Business Inventories Back In-Line
RedStone Resource
April 18, 2024
Inside This Edition
Transportation Prices Mixed in March
In the wake of the Yellow closure last year and tighter controls of inventory, LTL prices were the highest in the group. LTL prices were up 5.2% year-over-year and were 0.5% higher monthly. Again, historically when a major LTL bankruptcy hit the market, prices were 4-8% higher for a year afterwards until capacity was able to balance and the market cooled.
Keeping an Eye on the Persian Gulf
Although it was not an issue changing global distribution at the time of writing, some concerns are mounting over the Strait of Hormuz and the possibility that it turns into a scenario similar to the Red Sea situation. Conflict between Israel and Iran had heightened the risk of a combative environment in the Strait of Hormuz, one of the world’s most significant chokepoints. A ship owned by an Israeli billionaire was hijacked by Iranian forces in one of the more aggressive moves in years in the region.
Container Volumes Expected to Be 11% Higher Y/Y
The Panama Canal Authority (PCA) has increased the number of daily slots for transits through the lock system to 27, approximately 8 slots a day shy of the long-term average of 35 slots per day. Drought conditions have started to ease and some strategies by the PCA to improve water utilization is also helping reduce the impact of the drought.
Economic Briefing
Business Inventories Back In-Line
Over the past 18 months, business inventories have been bloated and this has choked off the upper portion of the global supply chain. As companies received new orders for merchandise, they were able to pull products from inventory and could use less assembly line activity. That shut off demand for raw materials, energy, and labor in the upstream portion of the supply chain. That also is what allowed the world to see generally good macroeconomic activity and yet the global supply chain remained flat. But that is changing.
This new cycle, the first in more than 18 months, will see the entire supply chain once again reignited in the wake of this global destocking period. A new order will fire up demand up and down the supply chain. Fewer than 30% of US businesses had inventories that were heavier than the period before the pandemic, and many sectors in the US are sitting much lighter than they were prior the pandemic. Again, this is a different phase and business cycle than we have seen in the past 18 months, which will usher in changes across the entire supply chain.
Transportation Prices Mixed in March
The Producer Price Indexes for March were released, and it showed the prices for various forms of transportation were mixed. In the wake of the Yellow closure last year and tighter controls of inventory, LTL prices were the highest in the group. LTL prices were up 5.2% year-over-year and were 0.5% higher monthly. Again, historically when a major LTL bankruptcy hit the market, prices were 4-8% higher for a year afterwards until capacity was able to balance and the market cooled.
Truckload prices, however, were still much weaker, coming in at 6.5% lower year-over-year. They were up just slightly in March over February’s levels (up 0.1%) and were in-line with the long-term trend.

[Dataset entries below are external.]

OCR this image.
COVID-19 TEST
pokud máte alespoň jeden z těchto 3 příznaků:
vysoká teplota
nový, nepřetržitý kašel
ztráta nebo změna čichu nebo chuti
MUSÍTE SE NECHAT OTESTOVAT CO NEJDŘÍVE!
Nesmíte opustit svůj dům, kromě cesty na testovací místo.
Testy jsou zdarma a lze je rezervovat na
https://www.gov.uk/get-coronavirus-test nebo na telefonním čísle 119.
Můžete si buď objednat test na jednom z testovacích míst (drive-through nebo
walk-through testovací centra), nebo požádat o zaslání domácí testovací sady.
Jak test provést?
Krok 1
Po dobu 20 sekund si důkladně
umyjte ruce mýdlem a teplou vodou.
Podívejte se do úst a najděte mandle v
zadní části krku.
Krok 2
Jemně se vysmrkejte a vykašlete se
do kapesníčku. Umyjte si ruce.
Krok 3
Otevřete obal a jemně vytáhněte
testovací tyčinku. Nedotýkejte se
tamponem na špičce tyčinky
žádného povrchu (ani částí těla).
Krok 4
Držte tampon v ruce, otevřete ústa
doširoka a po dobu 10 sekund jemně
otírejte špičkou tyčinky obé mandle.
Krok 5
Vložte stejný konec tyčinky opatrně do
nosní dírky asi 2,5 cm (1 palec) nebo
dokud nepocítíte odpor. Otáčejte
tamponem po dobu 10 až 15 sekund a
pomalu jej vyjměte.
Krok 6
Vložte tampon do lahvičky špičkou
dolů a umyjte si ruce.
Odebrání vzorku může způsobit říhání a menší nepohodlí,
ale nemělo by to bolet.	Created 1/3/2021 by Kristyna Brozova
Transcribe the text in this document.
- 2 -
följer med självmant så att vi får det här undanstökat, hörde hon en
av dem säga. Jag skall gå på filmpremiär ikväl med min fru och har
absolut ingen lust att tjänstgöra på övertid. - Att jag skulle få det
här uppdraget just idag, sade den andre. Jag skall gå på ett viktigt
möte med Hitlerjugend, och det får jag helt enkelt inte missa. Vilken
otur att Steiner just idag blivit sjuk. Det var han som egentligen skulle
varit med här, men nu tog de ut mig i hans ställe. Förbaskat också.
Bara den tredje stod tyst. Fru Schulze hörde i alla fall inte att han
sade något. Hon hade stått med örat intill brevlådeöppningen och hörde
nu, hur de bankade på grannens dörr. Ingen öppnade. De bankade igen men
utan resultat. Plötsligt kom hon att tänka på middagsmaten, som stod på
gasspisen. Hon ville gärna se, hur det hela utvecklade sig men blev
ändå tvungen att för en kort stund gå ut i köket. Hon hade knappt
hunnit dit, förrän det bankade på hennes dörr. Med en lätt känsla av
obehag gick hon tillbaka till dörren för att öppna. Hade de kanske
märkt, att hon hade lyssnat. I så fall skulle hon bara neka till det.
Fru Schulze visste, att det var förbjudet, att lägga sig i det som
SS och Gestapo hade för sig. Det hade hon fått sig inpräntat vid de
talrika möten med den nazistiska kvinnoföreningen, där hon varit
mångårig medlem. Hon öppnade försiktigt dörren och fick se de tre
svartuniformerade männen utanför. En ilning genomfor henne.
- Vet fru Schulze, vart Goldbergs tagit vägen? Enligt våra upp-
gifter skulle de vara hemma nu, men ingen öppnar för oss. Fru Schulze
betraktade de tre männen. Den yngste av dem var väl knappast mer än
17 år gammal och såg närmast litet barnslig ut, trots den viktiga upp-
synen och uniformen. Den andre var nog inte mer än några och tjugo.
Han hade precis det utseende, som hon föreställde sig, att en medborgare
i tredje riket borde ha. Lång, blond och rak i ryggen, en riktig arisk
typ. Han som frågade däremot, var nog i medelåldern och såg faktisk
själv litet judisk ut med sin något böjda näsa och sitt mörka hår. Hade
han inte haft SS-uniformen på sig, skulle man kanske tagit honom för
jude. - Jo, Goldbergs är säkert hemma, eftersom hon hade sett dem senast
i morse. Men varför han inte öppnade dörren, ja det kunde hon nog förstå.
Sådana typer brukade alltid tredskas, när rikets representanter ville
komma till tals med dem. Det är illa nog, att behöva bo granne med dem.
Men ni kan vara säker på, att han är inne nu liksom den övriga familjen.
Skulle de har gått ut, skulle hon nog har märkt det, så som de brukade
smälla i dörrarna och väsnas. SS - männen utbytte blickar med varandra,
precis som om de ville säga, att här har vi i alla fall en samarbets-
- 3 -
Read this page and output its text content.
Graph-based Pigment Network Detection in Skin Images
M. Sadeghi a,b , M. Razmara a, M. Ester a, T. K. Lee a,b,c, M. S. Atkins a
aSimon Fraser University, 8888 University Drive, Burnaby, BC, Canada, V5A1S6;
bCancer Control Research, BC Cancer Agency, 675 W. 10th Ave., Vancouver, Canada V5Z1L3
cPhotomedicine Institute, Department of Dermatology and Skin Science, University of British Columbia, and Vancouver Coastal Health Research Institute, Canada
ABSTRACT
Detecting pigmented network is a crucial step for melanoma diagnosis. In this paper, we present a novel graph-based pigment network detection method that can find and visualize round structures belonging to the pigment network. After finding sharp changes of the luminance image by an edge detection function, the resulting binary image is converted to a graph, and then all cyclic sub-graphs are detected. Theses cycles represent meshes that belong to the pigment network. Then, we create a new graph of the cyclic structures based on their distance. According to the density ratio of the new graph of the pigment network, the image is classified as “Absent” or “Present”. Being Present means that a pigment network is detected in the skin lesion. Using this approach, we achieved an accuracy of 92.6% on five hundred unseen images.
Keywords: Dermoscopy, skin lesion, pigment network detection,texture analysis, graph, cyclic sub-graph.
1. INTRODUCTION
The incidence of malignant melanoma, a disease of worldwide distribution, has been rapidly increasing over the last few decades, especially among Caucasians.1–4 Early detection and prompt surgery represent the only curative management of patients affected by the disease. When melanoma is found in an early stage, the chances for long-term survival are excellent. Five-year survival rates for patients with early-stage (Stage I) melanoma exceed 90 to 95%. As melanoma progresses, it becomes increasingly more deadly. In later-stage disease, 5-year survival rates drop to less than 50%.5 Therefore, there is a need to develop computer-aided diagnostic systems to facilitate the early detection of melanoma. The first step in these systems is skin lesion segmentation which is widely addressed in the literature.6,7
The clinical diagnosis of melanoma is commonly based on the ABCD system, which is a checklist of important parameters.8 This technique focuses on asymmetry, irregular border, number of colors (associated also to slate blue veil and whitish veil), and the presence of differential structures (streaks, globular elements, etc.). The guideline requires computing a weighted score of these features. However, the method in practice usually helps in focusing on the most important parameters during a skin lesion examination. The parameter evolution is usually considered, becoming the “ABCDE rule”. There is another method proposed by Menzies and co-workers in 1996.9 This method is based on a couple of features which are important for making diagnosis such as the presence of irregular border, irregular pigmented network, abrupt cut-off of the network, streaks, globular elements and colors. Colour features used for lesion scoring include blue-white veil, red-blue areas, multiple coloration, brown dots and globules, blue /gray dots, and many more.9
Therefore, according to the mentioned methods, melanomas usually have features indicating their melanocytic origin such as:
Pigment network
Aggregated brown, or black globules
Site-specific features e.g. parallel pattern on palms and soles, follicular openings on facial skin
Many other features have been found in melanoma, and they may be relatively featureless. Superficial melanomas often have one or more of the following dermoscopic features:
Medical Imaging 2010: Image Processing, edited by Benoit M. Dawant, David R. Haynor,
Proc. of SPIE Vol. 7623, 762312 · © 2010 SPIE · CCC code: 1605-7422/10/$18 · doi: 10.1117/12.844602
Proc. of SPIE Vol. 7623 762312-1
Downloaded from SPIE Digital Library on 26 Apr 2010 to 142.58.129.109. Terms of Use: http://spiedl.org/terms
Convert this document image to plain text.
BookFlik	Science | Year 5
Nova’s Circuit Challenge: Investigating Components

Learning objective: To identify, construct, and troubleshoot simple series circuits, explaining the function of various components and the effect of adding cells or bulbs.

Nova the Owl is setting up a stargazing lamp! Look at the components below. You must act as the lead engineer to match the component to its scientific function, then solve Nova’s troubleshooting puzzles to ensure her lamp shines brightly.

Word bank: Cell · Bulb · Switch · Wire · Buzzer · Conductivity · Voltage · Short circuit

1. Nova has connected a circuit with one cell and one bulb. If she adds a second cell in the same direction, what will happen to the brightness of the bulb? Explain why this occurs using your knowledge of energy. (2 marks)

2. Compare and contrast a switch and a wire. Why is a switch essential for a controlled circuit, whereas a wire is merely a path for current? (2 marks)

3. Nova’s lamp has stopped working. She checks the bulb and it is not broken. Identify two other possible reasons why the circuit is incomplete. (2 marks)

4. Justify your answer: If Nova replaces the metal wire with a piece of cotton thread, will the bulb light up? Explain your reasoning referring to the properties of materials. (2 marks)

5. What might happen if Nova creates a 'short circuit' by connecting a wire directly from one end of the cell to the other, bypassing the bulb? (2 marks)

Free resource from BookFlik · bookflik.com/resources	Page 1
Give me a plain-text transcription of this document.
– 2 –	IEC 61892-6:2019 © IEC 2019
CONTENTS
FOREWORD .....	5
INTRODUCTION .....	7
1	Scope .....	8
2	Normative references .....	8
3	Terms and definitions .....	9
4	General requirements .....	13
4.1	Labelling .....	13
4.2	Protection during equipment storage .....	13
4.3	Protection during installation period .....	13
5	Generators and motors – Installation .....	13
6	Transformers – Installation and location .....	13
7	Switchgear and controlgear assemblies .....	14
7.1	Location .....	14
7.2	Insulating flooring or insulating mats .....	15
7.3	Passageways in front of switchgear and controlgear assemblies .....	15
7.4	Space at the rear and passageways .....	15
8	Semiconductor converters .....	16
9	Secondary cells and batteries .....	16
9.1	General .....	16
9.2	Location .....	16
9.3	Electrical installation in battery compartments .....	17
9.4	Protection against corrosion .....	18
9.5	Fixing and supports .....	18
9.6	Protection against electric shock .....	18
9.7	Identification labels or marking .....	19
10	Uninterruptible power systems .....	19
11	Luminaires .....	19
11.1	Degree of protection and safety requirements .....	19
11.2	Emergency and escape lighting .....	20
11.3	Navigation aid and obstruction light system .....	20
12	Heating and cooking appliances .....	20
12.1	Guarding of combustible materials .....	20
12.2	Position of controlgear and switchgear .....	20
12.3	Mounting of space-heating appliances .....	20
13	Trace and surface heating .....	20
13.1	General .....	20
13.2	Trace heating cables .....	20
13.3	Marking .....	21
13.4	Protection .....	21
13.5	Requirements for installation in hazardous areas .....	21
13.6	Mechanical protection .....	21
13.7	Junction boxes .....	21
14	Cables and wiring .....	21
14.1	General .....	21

Rail prices remained stable in the month with rates up 0.8% year-over-year (unchanged month-over-month).
Oil prices are rising but diesel prices have remained stable in the last few months. That has helped keep overall prices a bit lower for domestic distribution. But as seasonal increases in freight volumes start to pick up, that will impact diesel consumption and prices will rise.
Transportation Briefing
Keeping an Eye on the Persian Gulf
Although it was not an issue changing global distribution at the time of writing, some concerns are mounting over the Strait of Hormuz and the possibility that it turns into a scenario similar to the Red Sea situation. Conflict between Israel and Iran had heightened the risk of a combative environment in the Strait of Hormuz, one of the world’s most significant chokepoints. A ship owned by an Israeli billionaire was hijacked by Iranian forces in one of the more aggressive moves in years in the region.
Even if ships or crews are not specifically in danger, at some point in time, insurance firms would begin to be wary of covering ships traveling through the tight strait. More than 17.2 million barrels a day of crude oil flows through the Strait (oil from countries that are largely land-locked in the Persian Gulf. In an emergency, some oil could find its way across land at a much higher rate, but oil prices would certainly take a hit as a result of any disruption in the Persian Gulf from oil flows. Again, supplies are not being hampered at the time of writing and oil prices were easing slightly, but the risk remains.
Container Volumes Expected to Be 11% Higher Y/Y
The National Retail Federation and Hackett and Associates have released their latest Global Port Tracker, and it shows a more optimistic view for TEU traffic in 2024. TEU’s will average slightly more than 2 million units in the four months from May through August. If those figures hold, this is expected to boost total first half 2024 TEUs by 11% versus last year at this time. This would put total TEUs above the 2017-2019 average of 21.8M for the full year if these trends continue (2023 ended with 22.3M in volume).
Intermodal volumes are picking up for rail firms as well across the USMCA markets and with inventories more balanced on a global scale, that will lead to more freight activity. Prices for all types of commodities and transportation services should inch up commensurately with this increase in freight activity, perhaps the strongest in more than 18 months.